Massacre à l’épareuse

l'épareuse : un symbole de notre époque

degat epareuse

Voici les marques que laisse la fu­rie aveugle des dents émous­sées de l’épareuse. Pour ceux qui ne connaissent pas l’engin, l’épareuse (ou broyeur à fléaux) est un en­gin d’entretien des ta­lus et des haies qui se monte sur un bras ar­ti­culé gé­né­ra­le­ment der­rière un tracteur.

Bien ca­ché sous un ca­pot, un tam­bour d’environ un mètre de long, mû par la prise de force du trac­teur, tourne à une vi­tesse qui s’approche de celle d’un es­so­rage pour un pro­gramme co­ton peu fra­gile. Sur tout le tour de ce tam­bour s’articulent des fléaux d’une ving­taine de cen­ti­mètres de long, en forme de Y, dont la fonc­tion est de se faire cen­tri­fu­ger et de dé­chi­que­ter à haute vi­tesse tout ce qui passe à leur portée.

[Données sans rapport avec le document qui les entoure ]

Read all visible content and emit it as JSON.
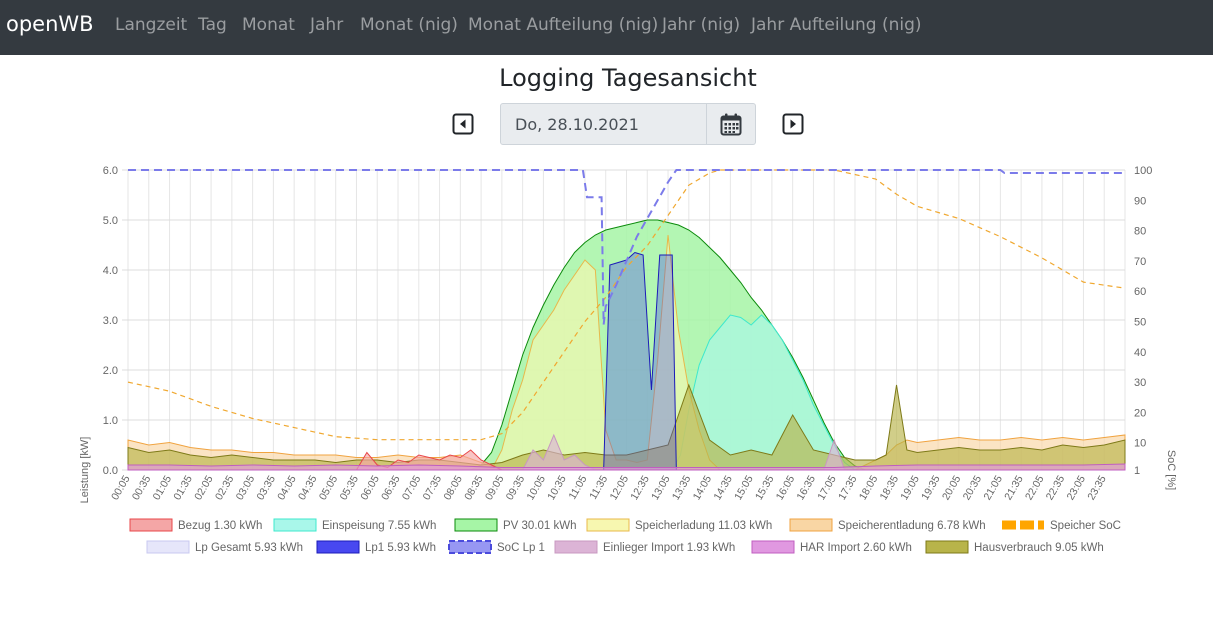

En théo­rie, les fléaux sont af­fû­tés [note : d’après un com­men­ta­teur qui a l’air mieux ren­sei­gné que moi, les fléaux ne s’affûtent pas], et l’opérateur conduit l’épareuse de fa­çon à ne broyer que le bois de l’année, en évi­tant les clô­tures, les arbres, les pierres, le sol, les pi­quets, les fils élec­triques. En pra­tique, on voit bien sou­vent l’épareuse conduite stric­te­ment au ras du sol pour un en­tre­tien de ta­lus, écor­chant la terre par­fois jusqu’à la roche nue (qui sera alors ta­touée de stries ca­rac­té­ris­tiques rap­pe­lant la culture Maori), ou bien à une hau­teur ca­li­brée d’un mètre cin­quante pour les haies, quel que soit le dia­mètre des bois qui dé­passent de cette hau­teur. Au­tant dire qu’avec ce trai­te­ment, les fléaux sont ra­pi­de­ment par­fai­te­ment désaf­fû­tés, et ne conti­nuent de rem­plir leur fonc­tion broyante que par la pure forte brute de l’impact.

D’où les formes dé­chi­que­tées que l’on voit trop sou­vent sur une haie qu’un can­ton­nier trop zélé aura voulu ra­battre à la hau­teur ré­gle­men­taire, écla­tant les jeunes troncs des au­bé­pines, des églan­tiers, des frênes, voire des châ­tai­gniers, comme s’ils avaient été éla­gués à l’explosif.

Pas be­soin d’un CAP d’arboriculture pour de­vi­ner qu’après de tels dé­gâts, les re­jets au­ront du mal à sa­voir d’où par­tir, pen­dant que les ma­la­dies au­ront un grand choix de portes d’entrée.

En somme, l’épareuse et un beau sym­bole de la so­ciété ac­tuelle : après qu’on a dé­cidé ar­bi­trai­re­ment que les ta­lus de­vaient être propres et les haies bien toi­let­tées, on uti­lise une dé­bauche d’énergie bon mar­ché pour dé­chi­que­ter la vie en com­pro­met­tant l’avenir d’un éco­sys­tème semi-naturel lé­gué par nos an­cêtres et qui est l’un des der­niers rem­parts entre main­te­nant et le désert.

Il nous reste à créer un logo à té­lé­char­ger, im­pri­mer et col­ler sur de vieux CD-roms, qu’on pen­drait aux arbres des haies, et qui, tels ces au­to­col­lants de boîtes aux lettres, pro­cla­me­raient fiè­re­ment : “pas d’épareuse sur ma haie, merci (je pré­fère m’en oc­cu­per moi-même)”.